Pedro guardó silencio durante unos instantes antes de retomar la palabra.


–Como te he dicho anteriormente, como cabeza de familia, creí que era mi deber. Tu madre había pasado unos años muy difíciles, soportando la pérdida del hombre al que amaba y la dura situación económica que tenía que soportar antes de que...


–Antes de que heredara todo ese dinero –dijo Pau lentamente–. Dinero de una tía abuela que mi madre nunca había mencionado y a la que yo jamás conocí. Dinero que mi madre a menudo decía que agradecía por todo lo que podía hacer por mí. Dinero para comprarnos una hermosa casa en el campo que ella decía que era especialmente para mí. Dinero que significaba que mi madre no tenía que trabajar para que ella pudiera estar siempre conmigo. Dinero para enviarme a buenos colegios y para luego pagarme los estudios en la universidad. Sin embargo, no había tía rica, ¿verdad? –le desafío a Pedro–. No había testamento ni herencia. Eras tú. Tú pagaste todo...


–Paula...


–Es cierto, ¿verdad? –preguntó ella. Se había quedado completamente pálida–. Es cierto. Tú fuiste quien compró la casa, quien pago mi educación...
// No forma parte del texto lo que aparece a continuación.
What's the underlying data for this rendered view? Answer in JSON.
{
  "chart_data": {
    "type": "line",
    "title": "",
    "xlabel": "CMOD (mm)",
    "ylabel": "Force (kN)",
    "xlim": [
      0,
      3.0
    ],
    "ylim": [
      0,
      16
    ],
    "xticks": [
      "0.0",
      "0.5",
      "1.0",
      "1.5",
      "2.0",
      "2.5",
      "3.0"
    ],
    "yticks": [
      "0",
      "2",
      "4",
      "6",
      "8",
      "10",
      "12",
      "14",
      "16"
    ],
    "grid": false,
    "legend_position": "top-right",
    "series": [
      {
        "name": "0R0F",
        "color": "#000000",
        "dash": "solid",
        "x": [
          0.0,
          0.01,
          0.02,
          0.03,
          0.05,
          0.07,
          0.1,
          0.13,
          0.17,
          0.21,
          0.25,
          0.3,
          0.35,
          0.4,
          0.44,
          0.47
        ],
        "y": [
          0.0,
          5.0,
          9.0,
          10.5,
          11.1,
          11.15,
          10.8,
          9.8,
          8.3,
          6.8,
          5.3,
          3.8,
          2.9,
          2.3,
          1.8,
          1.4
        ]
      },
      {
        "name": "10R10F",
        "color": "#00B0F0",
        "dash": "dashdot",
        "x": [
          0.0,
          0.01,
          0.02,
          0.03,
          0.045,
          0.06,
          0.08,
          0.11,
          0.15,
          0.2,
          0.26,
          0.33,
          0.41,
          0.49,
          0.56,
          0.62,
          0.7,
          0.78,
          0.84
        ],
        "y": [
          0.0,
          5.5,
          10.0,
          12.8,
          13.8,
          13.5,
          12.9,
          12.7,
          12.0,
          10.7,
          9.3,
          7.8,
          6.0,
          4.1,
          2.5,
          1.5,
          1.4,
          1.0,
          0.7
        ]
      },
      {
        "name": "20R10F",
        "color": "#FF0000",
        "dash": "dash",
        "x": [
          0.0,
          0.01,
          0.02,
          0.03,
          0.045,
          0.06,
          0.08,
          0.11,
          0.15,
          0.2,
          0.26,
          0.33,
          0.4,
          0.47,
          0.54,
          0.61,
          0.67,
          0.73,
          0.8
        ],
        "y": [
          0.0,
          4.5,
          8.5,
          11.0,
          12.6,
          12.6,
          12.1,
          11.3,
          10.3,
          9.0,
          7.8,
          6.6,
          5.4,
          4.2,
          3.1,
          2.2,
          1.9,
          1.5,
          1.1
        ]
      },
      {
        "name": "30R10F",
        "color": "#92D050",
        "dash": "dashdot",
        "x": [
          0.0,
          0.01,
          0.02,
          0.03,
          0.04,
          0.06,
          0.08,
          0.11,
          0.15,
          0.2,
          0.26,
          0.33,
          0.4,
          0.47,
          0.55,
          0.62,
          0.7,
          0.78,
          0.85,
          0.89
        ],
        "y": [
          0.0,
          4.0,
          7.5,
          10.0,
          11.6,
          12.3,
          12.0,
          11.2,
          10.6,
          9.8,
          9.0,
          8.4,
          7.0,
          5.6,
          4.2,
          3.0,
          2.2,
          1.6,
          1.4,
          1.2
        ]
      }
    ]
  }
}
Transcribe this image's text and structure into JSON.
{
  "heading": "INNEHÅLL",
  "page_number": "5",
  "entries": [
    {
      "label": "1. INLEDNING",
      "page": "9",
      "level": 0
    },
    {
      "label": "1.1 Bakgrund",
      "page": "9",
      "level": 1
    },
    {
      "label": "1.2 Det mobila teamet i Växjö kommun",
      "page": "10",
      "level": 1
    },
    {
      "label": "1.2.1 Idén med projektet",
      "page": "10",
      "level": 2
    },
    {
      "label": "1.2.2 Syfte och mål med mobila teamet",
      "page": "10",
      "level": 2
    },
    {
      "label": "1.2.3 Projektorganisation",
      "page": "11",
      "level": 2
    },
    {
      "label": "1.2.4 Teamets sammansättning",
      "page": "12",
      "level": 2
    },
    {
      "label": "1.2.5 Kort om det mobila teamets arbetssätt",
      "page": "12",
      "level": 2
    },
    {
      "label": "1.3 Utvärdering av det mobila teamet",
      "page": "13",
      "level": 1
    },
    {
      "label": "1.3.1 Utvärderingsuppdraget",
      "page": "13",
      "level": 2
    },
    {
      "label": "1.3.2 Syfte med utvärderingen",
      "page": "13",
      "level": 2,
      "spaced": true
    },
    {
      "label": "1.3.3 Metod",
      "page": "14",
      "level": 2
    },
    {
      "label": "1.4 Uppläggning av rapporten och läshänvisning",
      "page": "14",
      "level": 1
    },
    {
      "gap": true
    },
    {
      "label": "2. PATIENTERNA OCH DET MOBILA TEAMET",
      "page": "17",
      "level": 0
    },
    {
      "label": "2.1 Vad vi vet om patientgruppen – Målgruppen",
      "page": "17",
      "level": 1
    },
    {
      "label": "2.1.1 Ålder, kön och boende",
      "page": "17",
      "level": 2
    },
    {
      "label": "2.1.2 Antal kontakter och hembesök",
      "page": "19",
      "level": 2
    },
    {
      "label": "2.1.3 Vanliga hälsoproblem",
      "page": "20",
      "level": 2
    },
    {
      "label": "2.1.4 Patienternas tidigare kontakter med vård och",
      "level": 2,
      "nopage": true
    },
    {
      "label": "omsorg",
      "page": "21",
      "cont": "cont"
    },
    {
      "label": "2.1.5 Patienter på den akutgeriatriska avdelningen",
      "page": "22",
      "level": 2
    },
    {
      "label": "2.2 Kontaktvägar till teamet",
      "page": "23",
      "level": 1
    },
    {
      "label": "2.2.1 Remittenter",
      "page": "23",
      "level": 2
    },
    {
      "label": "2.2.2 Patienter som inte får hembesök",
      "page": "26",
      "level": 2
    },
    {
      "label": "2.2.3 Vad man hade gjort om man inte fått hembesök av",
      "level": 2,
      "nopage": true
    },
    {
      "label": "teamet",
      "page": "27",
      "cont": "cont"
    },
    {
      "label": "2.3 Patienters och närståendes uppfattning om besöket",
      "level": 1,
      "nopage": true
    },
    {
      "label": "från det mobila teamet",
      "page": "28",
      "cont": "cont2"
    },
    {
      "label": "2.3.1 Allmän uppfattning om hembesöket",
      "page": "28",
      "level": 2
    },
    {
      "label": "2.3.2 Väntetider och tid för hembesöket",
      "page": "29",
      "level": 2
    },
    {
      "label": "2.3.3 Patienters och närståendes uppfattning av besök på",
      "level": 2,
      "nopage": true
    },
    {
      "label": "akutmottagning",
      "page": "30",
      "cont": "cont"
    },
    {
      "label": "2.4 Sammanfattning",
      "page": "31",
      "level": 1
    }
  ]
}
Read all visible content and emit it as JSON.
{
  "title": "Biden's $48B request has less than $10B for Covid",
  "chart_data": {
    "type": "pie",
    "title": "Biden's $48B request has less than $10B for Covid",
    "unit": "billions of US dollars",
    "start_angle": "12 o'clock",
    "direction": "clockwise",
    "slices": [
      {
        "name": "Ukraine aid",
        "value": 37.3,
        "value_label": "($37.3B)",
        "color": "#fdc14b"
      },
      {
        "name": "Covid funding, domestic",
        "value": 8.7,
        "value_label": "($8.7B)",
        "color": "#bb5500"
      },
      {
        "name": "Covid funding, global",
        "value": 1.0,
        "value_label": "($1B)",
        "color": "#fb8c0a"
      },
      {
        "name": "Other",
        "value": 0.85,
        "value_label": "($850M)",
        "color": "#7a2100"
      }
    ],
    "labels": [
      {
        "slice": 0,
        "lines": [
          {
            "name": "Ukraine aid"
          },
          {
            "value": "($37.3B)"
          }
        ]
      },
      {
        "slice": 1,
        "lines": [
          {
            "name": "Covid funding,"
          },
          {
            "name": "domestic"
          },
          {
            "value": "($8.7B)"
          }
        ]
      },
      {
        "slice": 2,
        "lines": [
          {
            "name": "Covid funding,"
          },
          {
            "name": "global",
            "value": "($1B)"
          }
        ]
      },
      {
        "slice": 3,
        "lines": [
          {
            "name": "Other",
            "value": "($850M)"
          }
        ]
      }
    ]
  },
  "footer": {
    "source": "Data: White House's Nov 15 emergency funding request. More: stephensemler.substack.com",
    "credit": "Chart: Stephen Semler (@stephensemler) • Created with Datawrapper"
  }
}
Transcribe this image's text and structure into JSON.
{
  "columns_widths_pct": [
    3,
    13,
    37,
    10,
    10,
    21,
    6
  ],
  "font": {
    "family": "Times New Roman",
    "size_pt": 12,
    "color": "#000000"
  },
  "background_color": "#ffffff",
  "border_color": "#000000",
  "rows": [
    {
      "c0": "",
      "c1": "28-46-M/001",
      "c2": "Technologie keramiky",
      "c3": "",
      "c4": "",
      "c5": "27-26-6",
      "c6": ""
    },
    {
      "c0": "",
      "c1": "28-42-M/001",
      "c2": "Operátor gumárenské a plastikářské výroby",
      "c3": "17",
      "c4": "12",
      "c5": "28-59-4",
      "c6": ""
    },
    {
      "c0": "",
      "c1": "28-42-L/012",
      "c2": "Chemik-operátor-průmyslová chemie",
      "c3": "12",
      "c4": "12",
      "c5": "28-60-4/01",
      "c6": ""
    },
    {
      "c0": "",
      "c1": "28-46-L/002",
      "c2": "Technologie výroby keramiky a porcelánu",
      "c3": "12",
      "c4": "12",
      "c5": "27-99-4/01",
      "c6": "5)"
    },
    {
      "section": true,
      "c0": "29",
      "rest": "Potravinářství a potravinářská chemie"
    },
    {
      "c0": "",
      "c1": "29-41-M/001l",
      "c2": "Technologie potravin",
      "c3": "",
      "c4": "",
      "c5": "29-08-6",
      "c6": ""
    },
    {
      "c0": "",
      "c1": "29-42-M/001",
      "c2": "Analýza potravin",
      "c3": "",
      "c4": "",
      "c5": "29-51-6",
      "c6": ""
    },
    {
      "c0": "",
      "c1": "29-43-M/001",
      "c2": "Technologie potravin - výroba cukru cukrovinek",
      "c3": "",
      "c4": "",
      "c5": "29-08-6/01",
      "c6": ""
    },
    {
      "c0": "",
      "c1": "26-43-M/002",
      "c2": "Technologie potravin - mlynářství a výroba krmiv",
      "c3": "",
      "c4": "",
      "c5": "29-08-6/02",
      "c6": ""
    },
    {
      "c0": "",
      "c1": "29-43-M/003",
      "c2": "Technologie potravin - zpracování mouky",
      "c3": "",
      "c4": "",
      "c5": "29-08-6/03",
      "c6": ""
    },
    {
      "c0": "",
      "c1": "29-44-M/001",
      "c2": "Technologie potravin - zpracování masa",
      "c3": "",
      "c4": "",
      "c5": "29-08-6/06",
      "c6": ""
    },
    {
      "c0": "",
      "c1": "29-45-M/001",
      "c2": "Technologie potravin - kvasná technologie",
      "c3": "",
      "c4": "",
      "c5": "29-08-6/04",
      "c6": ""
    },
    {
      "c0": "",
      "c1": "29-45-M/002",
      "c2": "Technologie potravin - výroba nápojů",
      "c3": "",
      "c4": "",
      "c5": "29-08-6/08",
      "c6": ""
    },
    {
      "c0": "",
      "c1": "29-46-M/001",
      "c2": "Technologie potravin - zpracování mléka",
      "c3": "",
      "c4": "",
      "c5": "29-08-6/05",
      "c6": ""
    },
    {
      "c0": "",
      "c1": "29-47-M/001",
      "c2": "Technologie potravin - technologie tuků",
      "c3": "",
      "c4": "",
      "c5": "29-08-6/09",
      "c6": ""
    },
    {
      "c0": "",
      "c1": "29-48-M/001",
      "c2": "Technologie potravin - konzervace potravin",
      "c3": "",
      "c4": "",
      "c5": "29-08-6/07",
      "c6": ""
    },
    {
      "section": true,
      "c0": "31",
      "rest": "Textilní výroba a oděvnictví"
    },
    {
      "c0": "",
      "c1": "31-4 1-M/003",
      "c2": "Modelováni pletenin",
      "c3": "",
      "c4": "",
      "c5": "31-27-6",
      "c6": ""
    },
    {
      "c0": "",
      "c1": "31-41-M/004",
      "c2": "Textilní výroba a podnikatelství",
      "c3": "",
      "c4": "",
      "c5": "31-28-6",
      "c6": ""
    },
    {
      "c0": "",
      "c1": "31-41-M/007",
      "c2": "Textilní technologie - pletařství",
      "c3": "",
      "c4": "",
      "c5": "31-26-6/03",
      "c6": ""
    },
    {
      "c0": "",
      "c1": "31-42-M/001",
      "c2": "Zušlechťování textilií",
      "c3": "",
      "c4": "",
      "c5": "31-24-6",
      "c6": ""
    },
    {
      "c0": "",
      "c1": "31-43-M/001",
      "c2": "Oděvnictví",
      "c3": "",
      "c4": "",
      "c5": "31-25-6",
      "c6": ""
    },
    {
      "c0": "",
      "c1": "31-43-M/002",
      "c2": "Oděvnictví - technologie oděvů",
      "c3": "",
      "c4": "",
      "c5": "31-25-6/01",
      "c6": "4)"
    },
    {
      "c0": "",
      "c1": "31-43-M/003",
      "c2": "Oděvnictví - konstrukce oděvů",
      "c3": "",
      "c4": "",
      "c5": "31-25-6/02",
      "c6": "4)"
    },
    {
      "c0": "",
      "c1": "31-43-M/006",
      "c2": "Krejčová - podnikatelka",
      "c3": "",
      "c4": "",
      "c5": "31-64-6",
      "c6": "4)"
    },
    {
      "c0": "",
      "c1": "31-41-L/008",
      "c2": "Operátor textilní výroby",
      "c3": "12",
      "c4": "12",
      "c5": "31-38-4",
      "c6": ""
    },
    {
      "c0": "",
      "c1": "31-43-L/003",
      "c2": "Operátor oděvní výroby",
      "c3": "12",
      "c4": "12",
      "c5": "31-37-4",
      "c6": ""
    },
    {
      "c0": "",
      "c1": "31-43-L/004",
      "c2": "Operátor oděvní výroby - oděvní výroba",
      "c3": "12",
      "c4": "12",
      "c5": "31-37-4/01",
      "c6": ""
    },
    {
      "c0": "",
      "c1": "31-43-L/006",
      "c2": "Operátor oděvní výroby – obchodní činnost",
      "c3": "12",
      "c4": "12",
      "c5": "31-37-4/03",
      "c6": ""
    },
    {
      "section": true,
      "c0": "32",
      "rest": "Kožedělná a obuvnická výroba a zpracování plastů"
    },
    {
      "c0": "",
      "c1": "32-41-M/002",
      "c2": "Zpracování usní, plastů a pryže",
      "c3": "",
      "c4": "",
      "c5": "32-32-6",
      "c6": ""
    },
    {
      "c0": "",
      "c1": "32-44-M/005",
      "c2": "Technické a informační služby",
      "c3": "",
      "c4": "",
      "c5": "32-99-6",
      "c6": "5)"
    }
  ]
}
–Tu madre y tú teníais todo el derecho a que yo os cuidara. Sólo estaba arreglando el mal que mi abuela os hizo. Tu madre se negó a aceptar nada al principio, pero yo le dije que eso sólo se añadiría a la culpabilidad que arrastraba la familia por no haberte dado antes algo que era tuyo de todos modos.


–He estado tan equivocada con respecto a ti... Te he juzgado tan mal...


Pau se sentía tan agitada que se puso de pie y comenzó andar por la sala mientras se retorcía las manos de desesperación.


–No, Pau. Simplemente has malinterpretado los hechos. Eso es todo. Soy yo el culpable de haberte juzgado mal.


–Por favor, no intentes ser amable conmigo –le suplicó Paula–. Eso sólo empeora las cosas.